Voter IDon’t
The GOP’s bad week for gerrymandering and voter rights
By Richard Whittaker, Fri., Sept. 1, 2017
The Texas Legislature deliberately suppressed the impact of Hispanic and other minority voters on elections. That's not an accusation; it's the takeaway from three rulings made by two federal courts in under a month.
First, on Aug. 15, a three-judge panel of the Western District of Texas ruled that in 2011 state lawmakers deliberately drew Texas congressional maps to suppress the voting power and impact of minority voters in two seats: Congressional District 27, held by Corpus Christi Republican Blake Farenthold, and CD 35, held by Austin Democrat Lloyd Doggett. When originally passed, CD 27 was seen as bolting together every available GOP ballot box between the coast and Bastrop County. Meanwhile, Doggett's Austin-anchored seat stretched thinly down I-35 to cover selected parts of San Antonio. Cumulatively, they denied Bexar County Hispanics a shot at determining another seat, which would have probably swung Democratic.
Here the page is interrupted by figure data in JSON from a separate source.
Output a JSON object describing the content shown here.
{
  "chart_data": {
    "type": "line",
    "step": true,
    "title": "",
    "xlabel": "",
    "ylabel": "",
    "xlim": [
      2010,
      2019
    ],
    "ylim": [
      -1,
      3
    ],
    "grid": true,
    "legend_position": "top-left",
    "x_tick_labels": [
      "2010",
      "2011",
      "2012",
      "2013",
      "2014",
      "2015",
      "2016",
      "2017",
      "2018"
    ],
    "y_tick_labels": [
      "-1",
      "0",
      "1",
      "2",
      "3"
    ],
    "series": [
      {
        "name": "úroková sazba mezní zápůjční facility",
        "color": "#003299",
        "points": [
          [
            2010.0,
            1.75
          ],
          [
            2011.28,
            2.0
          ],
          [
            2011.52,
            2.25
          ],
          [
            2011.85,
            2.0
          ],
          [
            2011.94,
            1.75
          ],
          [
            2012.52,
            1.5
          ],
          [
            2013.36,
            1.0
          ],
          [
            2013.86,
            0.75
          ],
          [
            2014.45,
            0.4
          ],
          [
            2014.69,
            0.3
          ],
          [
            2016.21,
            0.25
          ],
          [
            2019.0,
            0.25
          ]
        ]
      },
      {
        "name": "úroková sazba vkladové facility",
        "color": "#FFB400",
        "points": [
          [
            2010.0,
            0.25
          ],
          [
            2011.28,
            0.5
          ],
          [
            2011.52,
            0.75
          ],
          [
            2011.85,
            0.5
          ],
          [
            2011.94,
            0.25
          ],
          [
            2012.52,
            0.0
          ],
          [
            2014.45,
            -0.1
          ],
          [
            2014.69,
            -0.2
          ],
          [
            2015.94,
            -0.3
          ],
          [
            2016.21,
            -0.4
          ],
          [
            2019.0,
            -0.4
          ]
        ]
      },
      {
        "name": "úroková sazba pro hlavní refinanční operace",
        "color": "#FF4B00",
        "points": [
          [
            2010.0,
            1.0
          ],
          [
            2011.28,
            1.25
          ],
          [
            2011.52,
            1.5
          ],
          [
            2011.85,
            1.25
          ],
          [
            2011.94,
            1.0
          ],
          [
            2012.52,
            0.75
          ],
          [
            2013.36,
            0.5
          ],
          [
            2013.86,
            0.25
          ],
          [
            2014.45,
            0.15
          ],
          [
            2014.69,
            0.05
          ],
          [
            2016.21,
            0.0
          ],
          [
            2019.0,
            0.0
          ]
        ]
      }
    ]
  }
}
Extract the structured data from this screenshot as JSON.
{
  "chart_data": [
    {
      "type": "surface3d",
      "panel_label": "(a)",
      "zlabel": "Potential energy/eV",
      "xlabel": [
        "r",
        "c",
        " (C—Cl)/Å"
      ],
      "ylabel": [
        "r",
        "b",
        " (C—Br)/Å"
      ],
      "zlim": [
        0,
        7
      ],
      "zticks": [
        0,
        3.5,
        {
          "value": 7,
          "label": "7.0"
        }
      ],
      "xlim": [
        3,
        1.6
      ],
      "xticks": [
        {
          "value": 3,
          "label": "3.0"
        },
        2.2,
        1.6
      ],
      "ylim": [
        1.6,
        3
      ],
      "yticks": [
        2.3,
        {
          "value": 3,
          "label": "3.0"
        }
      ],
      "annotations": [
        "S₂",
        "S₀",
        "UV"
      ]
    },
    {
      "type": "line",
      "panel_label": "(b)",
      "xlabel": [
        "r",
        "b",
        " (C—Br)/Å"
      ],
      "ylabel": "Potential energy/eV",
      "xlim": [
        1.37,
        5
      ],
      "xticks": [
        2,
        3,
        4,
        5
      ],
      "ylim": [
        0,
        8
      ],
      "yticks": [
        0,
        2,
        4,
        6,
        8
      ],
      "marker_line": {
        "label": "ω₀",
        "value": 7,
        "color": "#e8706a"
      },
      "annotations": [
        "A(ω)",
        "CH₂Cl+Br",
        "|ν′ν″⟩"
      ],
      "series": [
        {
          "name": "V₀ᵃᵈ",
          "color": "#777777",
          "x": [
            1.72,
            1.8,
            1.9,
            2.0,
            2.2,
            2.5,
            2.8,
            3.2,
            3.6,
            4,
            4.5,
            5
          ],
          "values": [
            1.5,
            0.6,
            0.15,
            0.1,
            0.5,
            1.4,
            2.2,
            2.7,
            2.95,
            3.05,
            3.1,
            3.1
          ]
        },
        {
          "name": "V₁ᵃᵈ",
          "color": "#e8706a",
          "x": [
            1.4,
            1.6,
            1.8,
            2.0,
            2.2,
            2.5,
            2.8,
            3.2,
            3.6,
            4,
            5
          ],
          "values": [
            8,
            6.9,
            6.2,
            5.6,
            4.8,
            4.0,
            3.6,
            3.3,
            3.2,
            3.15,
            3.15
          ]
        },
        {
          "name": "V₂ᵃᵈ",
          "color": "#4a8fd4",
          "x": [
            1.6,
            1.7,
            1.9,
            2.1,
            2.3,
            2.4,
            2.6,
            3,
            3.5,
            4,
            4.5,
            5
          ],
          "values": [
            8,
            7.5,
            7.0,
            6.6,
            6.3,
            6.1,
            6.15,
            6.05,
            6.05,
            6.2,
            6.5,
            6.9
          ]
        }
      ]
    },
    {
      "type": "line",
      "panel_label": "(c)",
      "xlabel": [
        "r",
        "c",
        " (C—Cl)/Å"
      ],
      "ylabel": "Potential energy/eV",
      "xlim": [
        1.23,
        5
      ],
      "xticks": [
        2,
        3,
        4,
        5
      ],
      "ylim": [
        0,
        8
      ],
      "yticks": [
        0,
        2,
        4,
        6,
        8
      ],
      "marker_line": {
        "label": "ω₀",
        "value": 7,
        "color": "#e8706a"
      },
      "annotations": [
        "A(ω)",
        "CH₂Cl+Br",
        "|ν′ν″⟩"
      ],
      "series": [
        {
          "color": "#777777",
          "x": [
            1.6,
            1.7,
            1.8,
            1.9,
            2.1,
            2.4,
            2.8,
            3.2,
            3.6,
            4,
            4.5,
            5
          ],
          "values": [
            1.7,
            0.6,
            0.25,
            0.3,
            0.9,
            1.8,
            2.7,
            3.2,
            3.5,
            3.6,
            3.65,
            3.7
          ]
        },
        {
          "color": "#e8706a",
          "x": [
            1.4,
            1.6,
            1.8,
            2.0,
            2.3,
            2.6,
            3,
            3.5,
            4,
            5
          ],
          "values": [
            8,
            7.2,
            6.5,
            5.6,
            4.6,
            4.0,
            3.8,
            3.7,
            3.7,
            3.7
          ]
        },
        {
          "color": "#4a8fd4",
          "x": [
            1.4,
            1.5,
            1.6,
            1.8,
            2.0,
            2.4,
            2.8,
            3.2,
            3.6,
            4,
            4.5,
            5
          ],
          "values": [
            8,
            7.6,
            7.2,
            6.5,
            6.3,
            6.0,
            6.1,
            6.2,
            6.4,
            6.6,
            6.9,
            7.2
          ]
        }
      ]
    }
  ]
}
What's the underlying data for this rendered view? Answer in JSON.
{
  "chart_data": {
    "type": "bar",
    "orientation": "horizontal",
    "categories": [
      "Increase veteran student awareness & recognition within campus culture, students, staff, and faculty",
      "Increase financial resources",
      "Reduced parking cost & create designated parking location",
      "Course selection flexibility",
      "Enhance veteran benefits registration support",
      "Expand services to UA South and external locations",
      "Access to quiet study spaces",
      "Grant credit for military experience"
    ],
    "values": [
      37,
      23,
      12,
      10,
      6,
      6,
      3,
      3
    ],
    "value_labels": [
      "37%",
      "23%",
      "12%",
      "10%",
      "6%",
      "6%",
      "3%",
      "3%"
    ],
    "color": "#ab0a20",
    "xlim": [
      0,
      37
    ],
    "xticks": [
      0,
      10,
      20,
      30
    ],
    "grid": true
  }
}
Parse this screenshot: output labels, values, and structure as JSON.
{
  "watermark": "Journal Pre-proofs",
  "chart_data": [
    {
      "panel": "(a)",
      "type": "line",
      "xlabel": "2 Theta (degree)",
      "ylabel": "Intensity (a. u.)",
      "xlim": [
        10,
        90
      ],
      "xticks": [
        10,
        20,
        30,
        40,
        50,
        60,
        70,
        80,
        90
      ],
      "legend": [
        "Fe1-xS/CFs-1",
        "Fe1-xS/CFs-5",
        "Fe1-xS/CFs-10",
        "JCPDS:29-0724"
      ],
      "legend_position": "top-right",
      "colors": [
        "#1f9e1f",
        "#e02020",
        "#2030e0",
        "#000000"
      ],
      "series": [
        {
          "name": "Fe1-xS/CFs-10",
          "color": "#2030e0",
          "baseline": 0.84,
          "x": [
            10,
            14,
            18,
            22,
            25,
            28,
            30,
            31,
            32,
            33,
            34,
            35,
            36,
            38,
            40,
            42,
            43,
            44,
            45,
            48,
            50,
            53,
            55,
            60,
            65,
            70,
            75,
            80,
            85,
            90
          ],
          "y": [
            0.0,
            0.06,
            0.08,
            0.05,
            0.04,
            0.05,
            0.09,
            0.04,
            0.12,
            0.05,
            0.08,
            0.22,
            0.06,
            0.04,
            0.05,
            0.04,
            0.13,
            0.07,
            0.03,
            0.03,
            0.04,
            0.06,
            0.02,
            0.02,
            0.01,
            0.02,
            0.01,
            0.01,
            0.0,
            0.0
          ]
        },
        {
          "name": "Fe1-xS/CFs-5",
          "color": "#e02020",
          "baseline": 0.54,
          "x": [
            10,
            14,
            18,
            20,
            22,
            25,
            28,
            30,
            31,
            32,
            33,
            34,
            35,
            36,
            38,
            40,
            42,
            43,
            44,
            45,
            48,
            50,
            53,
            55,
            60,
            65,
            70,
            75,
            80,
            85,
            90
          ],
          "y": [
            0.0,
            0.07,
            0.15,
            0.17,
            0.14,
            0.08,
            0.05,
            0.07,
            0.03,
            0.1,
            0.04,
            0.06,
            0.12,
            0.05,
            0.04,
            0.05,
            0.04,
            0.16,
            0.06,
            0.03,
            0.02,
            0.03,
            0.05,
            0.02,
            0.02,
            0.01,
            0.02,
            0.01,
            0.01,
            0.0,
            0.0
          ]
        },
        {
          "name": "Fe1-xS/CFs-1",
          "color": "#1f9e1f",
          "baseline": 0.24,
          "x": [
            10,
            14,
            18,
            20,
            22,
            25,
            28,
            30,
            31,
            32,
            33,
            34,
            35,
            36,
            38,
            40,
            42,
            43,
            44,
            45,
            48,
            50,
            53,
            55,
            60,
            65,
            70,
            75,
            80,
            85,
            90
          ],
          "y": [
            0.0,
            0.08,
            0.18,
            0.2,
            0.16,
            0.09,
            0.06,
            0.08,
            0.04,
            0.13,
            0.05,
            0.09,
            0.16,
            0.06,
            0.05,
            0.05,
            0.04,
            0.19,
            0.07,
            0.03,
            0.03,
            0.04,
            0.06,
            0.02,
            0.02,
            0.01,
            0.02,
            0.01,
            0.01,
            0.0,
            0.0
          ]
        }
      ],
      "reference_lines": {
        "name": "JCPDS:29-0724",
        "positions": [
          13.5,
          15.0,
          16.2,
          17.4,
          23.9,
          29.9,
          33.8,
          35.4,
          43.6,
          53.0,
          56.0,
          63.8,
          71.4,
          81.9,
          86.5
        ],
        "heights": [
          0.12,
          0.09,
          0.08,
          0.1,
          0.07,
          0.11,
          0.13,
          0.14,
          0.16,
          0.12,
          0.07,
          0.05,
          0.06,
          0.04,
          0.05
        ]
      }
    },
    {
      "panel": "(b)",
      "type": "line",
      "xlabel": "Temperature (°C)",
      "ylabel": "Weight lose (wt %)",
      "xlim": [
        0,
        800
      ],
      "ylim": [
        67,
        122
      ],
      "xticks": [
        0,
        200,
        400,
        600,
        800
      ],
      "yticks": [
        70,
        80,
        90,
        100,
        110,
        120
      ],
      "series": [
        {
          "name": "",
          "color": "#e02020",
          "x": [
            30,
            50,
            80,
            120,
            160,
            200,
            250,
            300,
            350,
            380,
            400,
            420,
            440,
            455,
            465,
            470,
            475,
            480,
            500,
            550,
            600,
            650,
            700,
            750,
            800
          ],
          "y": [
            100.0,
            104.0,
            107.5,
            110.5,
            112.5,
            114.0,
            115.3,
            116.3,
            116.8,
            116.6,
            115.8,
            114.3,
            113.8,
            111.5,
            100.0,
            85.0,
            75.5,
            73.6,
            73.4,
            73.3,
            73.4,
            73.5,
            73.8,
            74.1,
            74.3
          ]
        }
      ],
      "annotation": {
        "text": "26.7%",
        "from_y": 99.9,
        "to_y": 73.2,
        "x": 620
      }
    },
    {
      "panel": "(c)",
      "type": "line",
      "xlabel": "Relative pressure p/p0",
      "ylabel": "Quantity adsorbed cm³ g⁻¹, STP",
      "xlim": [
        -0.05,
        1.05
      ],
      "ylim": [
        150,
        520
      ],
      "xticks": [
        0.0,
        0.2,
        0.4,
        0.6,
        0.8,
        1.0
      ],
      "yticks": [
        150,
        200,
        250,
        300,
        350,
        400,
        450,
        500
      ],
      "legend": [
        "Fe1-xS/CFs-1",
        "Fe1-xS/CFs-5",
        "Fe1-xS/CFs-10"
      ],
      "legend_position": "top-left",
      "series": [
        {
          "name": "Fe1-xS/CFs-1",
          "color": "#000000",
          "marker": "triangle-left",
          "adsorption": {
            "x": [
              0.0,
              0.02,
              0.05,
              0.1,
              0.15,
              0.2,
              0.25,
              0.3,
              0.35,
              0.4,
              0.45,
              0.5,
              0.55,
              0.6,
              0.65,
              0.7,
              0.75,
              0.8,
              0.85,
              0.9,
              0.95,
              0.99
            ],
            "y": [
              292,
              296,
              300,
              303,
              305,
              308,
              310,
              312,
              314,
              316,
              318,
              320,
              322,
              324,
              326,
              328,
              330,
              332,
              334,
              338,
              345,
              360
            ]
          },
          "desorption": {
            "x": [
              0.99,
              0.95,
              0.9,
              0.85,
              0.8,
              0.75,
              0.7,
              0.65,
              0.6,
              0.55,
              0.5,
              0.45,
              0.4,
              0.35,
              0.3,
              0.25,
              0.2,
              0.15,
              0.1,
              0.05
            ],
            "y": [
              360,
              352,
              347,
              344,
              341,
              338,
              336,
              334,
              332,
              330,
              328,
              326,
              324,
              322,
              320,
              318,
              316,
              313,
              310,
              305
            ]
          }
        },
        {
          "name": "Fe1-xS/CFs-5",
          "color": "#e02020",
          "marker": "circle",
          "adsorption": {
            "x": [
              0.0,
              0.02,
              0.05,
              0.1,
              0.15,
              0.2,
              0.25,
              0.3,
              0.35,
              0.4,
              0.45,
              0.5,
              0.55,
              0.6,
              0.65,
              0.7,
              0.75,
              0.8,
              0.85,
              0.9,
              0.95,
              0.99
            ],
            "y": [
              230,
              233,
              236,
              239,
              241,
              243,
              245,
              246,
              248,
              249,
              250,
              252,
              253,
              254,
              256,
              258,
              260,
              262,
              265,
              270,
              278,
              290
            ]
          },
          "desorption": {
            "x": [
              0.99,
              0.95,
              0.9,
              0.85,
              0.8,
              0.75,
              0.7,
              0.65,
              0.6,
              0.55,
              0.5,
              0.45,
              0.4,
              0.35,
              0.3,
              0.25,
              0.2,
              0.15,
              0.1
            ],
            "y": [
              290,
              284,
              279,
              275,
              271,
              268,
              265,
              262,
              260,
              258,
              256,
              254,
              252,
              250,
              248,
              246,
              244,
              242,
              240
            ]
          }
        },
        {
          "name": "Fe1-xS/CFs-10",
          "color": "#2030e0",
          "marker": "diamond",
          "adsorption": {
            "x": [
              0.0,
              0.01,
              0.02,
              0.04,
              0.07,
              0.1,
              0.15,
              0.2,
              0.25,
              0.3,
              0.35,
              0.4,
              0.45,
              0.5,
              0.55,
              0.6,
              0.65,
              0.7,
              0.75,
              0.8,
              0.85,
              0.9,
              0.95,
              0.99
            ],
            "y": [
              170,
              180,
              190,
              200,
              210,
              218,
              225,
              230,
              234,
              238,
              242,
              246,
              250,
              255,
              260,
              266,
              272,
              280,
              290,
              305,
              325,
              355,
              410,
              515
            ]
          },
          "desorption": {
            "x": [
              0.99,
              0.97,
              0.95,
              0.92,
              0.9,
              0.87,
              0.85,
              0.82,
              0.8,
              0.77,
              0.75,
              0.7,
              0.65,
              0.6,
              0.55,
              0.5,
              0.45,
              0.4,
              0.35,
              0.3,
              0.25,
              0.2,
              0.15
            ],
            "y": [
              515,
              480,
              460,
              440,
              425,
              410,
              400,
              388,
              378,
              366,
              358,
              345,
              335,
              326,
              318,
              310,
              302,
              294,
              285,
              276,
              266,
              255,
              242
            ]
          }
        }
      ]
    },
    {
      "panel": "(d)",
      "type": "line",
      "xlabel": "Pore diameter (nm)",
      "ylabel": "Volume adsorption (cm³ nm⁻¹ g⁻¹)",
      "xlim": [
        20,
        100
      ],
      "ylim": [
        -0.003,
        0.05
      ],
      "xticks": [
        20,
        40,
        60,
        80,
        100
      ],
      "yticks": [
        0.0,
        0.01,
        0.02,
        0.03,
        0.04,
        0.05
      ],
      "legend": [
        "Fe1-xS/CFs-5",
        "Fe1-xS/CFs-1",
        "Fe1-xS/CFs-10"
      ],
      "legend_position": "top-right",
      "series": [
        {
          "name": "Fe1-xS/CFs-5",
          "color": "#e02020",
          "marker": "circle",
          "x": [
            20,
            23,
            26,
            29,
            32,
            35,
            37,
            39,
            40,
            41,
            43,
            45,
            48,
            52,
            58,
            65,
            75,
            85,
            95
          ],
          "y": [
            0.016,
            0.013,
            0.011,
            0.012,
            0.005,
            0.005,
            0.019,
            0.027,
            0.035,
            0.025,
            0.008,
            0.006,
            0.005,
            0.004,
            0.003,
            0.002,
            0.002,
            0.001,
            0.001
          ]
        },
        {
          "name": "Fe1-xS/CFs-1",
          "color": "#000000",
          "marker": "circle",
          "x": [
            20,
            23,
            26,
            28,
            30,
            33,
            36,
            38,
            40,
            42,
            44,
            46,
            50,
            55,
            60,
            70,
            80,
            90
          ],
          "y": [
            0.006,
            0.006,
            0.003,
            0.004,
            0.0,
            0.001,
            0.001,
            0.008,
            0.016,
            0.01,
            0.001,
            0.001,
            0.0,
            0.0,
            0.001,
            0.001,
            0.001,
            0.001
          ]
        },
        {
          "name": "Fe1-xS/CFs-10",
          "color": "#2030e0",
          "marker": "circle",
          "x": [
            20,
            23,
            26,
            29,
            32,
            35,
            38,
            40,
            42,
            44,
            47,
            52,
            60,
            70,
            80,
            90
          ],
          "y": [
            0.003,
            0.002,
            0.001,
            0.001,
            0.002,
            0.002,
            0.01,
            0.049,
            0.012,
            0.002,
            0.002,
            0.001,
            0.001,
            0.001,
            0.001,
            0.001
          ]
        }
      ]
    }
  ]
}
Less than two weeks later, the same court ruled that the Legislature also gerrymandered nine state House seats: five in the Dallas-Ft. Worth Metroplex, two around Temple/Killeen, and two in coastal Nueces Co. While four are held by Hispanic Democrats, the party still sees this as a victory: The court found that the other Republican-held seats were deliberately drawn to push out as many Hispanic and African-American voters as was possible, and draw them into neighboring Democratic districts – a process commonly known as packing and cracking.
If those two weren't enough, on Aug. 23, U.S. District Judge Nelva Gonzales Ramos of the Southern District of Texas issued a permanent injunction against SB 5, the latest iteration of the state's voter ID law. Gonzales Ramos had already ruled against SB 14, the prior and even more damaging version of the bill. Now she found that SB 5 did little to redress the fact that minority voters are up to four times less likely than white voters to have one of the limited list of government-issued photo IDs required to exercise their constitutionally protected rights.
These three rulings are merely the latest in a long line of court judgments against the state, and at this point it might seem that the state would accept the decisions of so many justices and fix a broken system. Then again, maybe not. Gov. Greg Abbott has already rejected calls from the court to reconvene the Lege for a redistricting special session, and Attorney General Ken Paxton has pledged to challenge all three rulings all the way to the U.S. Supreme Court. On Monday, Justice Samuel Alito granted Paxton a temporary stay on the congressional ruling – the potential first step toward a SCOTUS hearing.